GT World Challenge: RAS

Du côté du “GT World Challenge”, rien à signaler, tout se passe comme prévu: les courses ont lieu (Monza pour la série Endurance, Magny-Cours pour la série Sprint) aux dates et endroits prévus avec des concurrents présents en nombre.

Ne manque que le public, qui reviendra quand le corona-dictateur l’aura décidé. Pas de public, mais une diffusion en direct dans plusieurs langues et un rattrapage possible sur Internet dès la fin de la course. Bravo !

Pour le WEC, c’est plus compliqué

Après moult hésitations, annulations, reports… ça y est enfin: la nouvelle saison du championnat mondial d’endurance a démarré.

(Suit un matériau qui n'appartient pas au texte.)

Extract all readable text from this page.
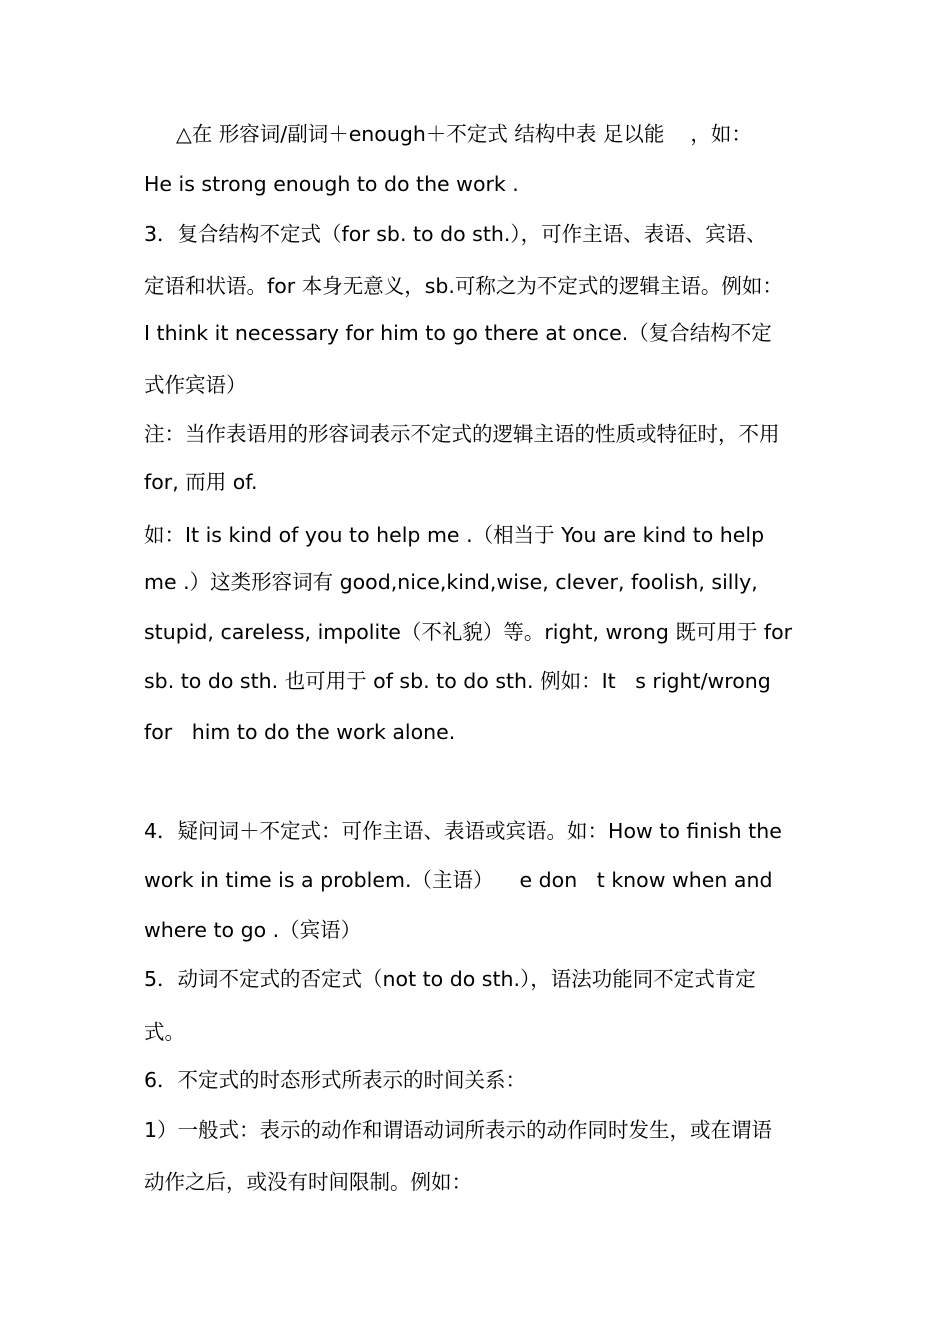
△在 形容词/副词＋enough＋不定式 结构中表 足以能    ，如：
He is strong enough to do the work .
3．复合结构不定式（for sb. to do sth.），可作主语、表语、宾语、
定语和状语。for 本身无意义，sb.可称之为不定式的逻辑主语。例如：
I think it necessary for him to go there at once.（复合结构不定
式作宾语）
注：当作表语用的形容词表示不定式的逻辑主语的性质或特征时，不用
for, 而用 of.
如：It is kind of you to help me .（相当于 You are kind to help
me .）这类形容词有 good,nice,kind,wise, clever, foolish, silly,
stupid, careless, impolite（不礼貌）等。right, wrong 既可用于 for
sb. to do sth. 也可用于 of sb. to do sth. 例如：It   s right/wrong
for   him to do the work alone.
4．疑问词＋不定式：可作主语、表语或宾语。如：How to finish the
work in time is a problem.（主语）    e don   t know when and
where to go .（宾语）
5．动词不定式的否定式（not to do sth.），语法功能同不定式肯定
式。
6．不定式的时态形式所表示的时间关系：
1）一般式：表示的动作和谓语动词所表示的动作同时发生，或在谓语
动作之后，或没有时间限制。例如：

La première course, prévue à Sebring a dans un premier temps été remplacée par une épreuve au Portugal. Épreuve portugaise, qui dans un second temps a été annulée. Le programme initial n’était déjà pas terrible avec seulement 6 courses, 5 ça devenait ridicule. La course au Portugal a donc été reprogrammée au mois de juin, décalant ainsi les 24H du Mans.

Après ce petit jeu de chaises musicales, la première course au calendrier du WEC est donc devenue les 6 heures de Spa le 1ier mai, qui a heureusement bien eu lieu. Sans public mais, contrairement à la saison passée où il fallait attendre 3 semaines après la fin de l’épreuve pour en suivre la rediffusion, celle-ci est désormais disponible immédiatement. Comme quoi, tout arrive.

Un plateau à la diète

Un plateau richement fourni se livrant une bataille acharnée pour la victoire pourrait faire oublier qu’il n’y a que 6 courses. Sauf qu’il n’y a jamais eu aussi peu de concurrents…

En GT pro

Petit rappel: en 2019 chez les équipes “pro”, il y avait Aston Martin, Ford, Ferrari et Porsche, ce qui n’était pas si mal. En 2020, Ford s’est retiré. Cette année c’est Aston Martin qui s’en va.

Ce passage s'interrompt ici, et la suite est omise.